CA VIII Das CRISPR-Aktivierungsplasmid (h) ist ein aus drei Plasmiden bestehendes synergistisches Aktivierungsmediator-System (SAM), das für eine hocheffiziente, ortsspezifische transkriptionelle Hochregulation des CA8-Lokus in menschlichen Zelllinien entwickelt wurde. Das System basiert auf einem katalytisch inaktiven Cas9 (dCas9), das zwei inaktivierende Mutationen (D10A und N863A) trägt, welche die Nukleaseaktivität eliminieren, während die DNA-Bindung erhalten bleibt. Dieses dCas9 ist mit VP64, einem potenten Transkriptionsaktivator, fusioniert und wird zusammen mit einem Blasticidin-Resistenzgen zur Selektion koexprimiert. Das zweite Plasmid kodiert das MS2-p65-HSF1-Fusionsprotein, einen sekundären Aktivatorkomplex, der zusammen mit dCas9-VP64 wirkt, sowie ein Hygromycin-Resistenzgen. Das dritte Plasmid kodiert für eine zielspezifische 20-nt-sgRNA, die an zwei MS2-RNA-Aptamere fusioniert ist, welche den MS2-p65-HSF1-Komplex an die Aktivierungsstelle rekrutieren, begleitet von einem Puromycin-Resistenzgen. Die drei Plasmide werden im Massenverhältnis 1:1:1 verabreicht, um eine ausgewogene Expression aller Systemkomponenten zu gewährleisten.

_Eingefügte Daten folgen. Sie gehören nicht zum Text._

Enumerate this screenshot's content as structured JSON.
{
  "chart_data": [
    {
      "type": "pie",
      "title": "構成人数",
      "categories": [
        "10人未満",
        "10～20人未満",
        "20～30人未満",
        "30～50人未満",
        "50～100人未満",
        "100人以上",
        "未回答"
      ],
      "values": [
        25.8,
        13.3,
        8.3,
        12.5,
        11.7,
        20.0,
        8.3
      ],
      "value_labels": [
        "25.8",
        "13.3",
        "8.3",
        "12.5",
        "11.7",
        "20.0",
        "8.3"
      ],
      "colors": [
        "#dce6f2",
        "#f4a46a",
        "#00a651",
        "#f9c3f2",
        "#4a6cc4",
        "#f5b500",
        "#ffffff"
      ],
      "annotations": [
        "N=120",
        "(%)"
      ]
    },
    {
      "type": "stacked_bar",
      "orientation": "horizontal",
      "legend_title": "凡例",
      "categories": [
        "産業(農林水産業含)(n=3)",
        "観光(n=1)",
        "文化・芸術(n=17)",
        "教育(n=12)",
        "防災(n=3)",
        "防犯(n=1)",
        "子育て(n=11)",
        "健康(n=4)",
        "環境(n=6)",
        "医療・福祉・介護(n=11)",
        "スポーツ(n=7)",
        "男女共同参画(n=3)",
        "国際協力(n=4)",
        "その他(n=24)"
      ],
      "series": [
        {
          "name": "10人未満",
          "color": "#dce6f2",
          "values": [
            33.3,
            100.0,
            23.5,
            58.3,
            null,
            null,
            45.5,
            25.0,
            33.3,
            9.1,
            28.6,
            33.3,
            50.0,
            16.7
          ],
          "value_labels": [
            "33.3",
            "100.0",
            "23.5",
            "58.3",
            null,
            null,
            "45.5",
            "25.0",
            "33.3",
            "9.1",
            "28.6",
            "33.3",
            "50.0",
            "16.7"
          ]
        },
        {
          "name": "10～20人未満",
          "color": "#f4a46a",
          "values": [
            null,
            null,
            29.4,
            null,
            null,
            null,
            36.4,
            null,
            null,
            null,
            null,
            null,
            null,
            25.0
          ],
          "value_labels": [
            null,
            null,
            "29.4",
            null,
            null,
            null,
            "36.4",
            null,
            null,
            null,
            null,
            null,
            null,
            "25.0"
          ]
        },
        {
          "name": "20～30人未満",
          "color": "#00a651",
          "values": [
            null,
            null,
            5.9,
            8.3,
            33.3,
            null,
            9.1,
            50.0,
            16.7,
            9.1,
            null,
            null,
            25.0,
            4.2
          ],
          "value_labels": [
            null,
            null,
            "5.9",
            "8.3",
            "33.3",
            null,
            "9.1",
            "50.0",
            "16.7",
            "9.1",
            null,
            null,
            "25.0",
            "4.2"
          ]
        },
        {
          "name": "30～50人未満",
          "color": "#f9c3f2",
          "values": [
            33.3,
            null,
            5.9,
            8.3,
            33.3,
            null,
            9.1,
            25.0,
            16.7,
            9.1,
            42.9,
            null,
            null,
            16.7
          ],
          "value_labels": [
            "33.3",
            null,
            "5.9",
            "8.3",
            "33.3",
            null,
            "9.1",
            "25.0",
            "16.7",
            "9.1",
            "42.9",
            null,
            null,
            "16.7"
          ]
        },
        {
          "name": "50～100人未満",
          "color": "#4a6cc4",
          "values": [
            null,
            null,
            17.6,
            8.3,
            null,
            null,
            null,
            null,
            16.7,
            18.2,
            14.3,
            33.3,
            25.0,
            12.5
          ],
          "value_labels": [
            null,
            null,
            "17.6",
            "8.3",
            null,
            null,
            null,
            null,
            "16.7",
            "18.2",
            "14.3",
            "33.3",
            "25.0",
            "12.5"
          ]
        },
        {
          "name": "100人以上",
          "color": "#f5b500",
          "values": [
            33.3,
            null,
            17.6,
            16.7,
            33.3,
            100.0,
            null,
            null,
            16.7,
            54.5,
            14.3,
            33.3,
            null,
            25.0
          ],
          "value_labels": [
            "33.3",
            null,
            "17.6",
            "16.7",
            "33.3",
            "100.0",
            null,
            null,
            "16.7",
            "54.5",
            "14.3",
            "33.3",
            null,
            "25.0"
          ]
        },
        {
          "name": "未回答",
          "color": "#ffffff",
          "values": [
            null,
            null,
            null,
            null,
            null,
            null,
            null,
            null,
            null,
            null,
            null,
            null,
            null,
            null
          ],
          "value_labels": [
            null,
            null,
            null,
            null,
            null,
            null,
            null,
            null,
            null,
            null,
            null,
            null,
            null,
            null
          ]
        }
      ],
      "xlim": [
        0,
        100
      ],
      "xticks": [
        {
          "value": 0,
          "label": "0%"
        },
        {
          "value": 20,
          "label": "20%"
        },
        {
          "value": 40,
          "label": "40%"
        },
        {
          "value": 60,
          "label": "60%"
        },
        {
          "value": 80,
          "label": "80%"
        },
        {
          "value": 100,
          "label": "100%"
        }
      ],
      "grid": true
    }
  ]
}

Nach der Assemblierung am Zielort bindet der SAM-Komplex etwa 200 bp stromaufwärts der CA8-Transkriptionsstartstelle, wo VP64, p65 und HSF1 gemeinsam die Transkriptionsmaschinerie rekrutieren und die Hochregulation der endogenen CA VIII-Expression vorantreiben. Im Gegensatz zu nukleaseaktivem Cas9 verursacht dCas9 keine Doppelstrangbrüche und verändert die genomische Sequenz nicht, wodurch der native CA8-Locus erhalten bleibt und die Untersuchung von CA VIII-abhängigen Transkriptionsreaktionen am endogenen Locus ermöglicht wird. Dies macht es zu einem wertvollen Werkzeug für Funktionsstudien, die Identifizierung von Zielgenen und die Modellierung der Wiederherstellung des CA VIII-Signalwegs in Tumorzellen mit stillgelegtem oder reduziertem CA8-Ausdruck.
Nur für Forschungszwecke. Nicht für diagnostische oder therapeutische Zwecke bestimmt.